We are also awaiting this Wednesday’s announcement of the results of the UK government’s comprehensive spending review. It will be very interesting to see if any of the news reports which claim to know the truth, are even close to the facts and I am sure the next three days will be full of further speculation. In the interim, Sterling is trapped in a narrow range against almost all other currencies. Don’t expect any change in that until the details are make concrete on Wednesday.


Euro traders saw Europe’s shared currency weaken on Friday as traders took profit on the strength the Euro had enjoyed over the last couple of weeks. The fact that the European Central Bank has made no moves to increase their involvement in the Eurozone cash supply has caused a degree of positiveness towards the Euro and we can see that in all Euro related exchange rates. Whether that continues after the events mentioned in the two paragraphs above is open to debate but there is probably more room for the Euro to weaken that strengthen in the weeks ahead. Meanwhile, a debate is growing within the Eurozone over whether sanctions should automatically be imposed on countries which stray from the stability pact rules or whether there should always be a debate on the subject. Germany, Holland and the Scandinavian countries think it should be automatic but they are probably the least likely to fall foul of the rules and the countries most at risk of breaking the rules are vehemently against a change to automatic sanctions. No surprises there then.

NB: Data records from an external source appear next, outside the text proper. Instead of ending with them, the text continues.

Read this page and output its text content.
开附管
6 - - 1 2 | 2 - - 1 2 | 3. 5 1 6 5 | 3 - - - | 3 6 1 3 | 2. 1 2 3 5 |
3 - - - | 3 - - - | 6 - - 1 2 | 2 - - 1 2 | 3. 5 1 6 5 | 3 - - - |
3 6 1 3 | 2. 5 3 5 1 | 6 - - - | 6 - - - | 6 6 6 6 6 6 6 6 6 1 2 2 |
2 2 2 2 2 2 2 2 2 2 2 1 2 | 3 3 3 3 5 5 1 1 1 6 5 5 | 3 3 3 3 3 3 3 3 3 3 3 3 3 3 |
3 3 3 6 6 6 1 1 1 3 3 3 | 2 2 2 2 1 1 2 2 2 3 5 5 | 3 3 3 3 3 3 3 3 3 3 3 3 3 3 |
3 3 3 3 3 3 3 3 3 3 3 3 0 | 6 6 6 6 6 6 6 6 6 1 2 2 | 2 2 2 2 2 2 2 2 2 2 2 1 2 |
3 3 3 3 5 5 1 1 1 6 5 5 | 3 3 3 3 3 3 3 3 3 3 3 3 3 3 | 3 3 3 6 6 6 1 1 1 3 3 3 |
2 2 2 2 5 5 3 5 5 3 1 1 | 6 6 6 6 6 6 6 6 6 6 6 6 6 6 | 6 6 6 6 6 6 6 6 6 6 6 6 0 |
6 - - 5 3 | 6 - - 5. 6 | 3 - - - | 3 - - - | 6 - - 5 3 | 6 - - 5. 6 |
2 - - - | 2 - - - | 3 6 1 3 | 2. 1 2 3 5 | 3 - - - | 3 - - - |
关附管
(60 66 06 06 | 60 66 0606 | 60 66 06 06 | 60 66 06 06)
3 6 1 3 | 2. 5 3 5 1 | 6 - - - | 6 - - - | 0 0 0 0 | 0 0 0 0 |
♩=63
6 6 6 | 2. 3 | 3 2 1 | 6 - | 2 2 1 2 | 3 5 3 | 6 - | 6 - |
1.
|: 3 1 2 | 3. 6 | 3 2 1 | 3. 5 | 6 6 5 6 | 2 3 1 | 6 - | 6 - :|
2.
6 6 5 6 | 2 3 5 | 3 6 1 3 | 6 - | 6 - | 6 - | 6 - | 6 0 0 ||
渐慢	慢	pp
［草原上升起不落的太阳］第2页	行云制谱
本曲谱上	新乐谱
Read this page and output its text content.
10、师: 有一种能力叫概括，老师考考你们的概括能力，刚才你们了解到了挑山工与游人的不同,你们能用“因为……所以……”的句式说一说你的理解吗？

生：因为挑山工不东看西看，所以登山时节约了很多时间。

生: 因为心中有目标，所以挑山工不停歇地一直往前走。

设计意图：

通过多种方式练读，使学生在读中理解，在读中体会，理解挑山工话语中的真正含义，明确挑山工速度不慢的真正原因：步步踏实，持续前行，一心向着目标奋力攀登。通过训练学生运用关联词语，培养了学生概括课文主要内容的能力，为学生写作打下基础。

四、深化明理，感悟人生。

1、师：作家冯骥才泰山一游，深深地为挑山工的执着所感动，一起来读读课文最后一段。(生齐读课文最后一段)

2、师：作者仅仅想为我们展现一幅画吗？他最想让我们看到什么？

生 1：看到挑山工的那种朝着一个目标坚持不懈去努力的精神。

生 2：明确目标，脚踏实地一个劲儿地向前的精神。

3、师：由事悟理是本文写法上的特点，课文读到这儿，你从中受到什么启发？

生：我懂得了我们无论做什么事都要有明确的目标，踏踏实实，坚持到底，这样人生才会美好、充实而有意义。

Overnight news that New Zealand’s inflation rose to 1.0% last month was met by NZ Dollar strength as it enhances the changes of further interest rate hikes from the reserve bank and the attractiveness of Australian and New Zealand interest rate yields is keeping up demand for both currencies amongst international investors and institutions.


Elsewhere, the Bank of Canada is due to announce its interest rate decision tomorrow. No change is forecast but there is a feeling the BOC will start to speak about interest rates with a more hawkish tone. At a time when the US Dollar is under the cosh, it would be hard for the Canadian Dollar to make any significant headway but it cannot be ruled out.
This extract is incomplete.